図3 mRNAワクチンを3回接種したヒトで誘導された抗体のオミクロン/BA.2株に対する中和活性
mRNAワクチンを3回接種したヒトの血清や血漿と、新型コロナウイルスを混合し、ウイルスを50%中和する血清・血漿希釈を算出した。オミクロン/BA.2株に対する中和活性は、従来株やデルタ株に対する中和活性よりも低く、オミクロン/BA.1株やオミクロン/BA1.1株に対する中和活性と同程度だった。
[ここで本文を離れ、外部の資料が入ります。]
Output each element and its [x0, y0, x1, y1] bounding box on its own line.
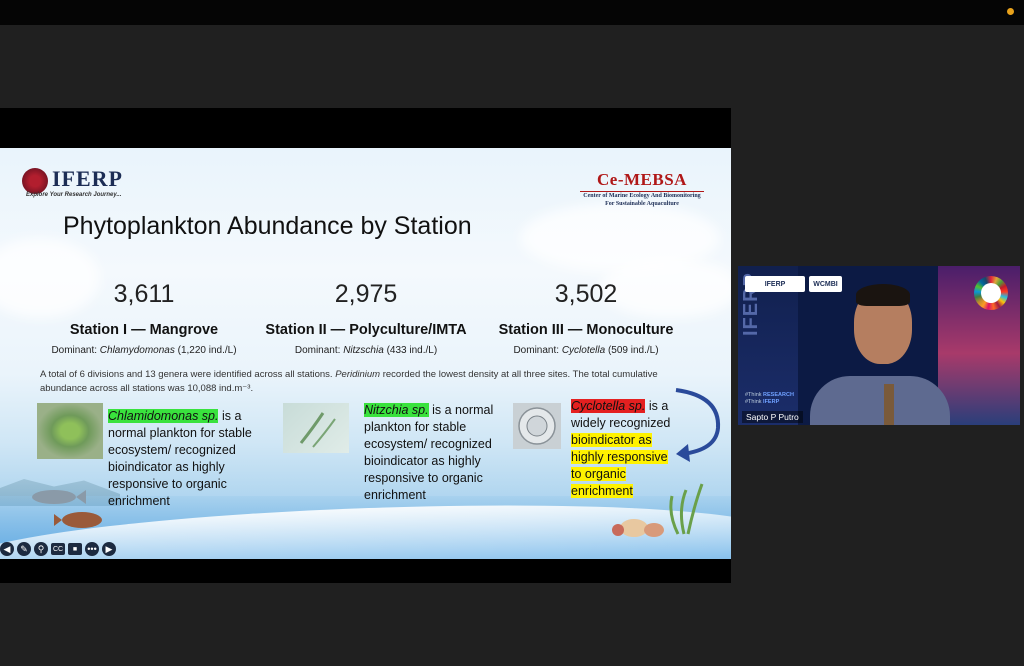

図4 野生型ハムスターにおける抗体薬や抗ウイルス薬の効果の検証
新型コロナウイルス・オミクロン/BA.2株をハムスターの鼻腔内に接種し、接種1日後に抗体薬(1回)もしくは抗ウイルス薬(3日間)を投与した。(A) ウイルス接種4日目の鼻と肺におけるウイルス量を測定した。カシリビマブ・イムデビマブ、チキサゲビマブ・シルガビマブ、ソトロビマブは、ハムスターの肺におけるウイルス増殖を抑えた。一方で、鼻での増殖を抑えなかった。 (B) ウイルス接種4日目の鼻と肺におけるウイルス量を測定した。 モルヌピラビル、ニルマトレルビル、臨床試験中のS-21762は、いずれもハムスターの肺におけるウイルス増殖を大幅に抑制した。また、ニルマトレルビルとS-217622は、鼻での増殖も抑制した。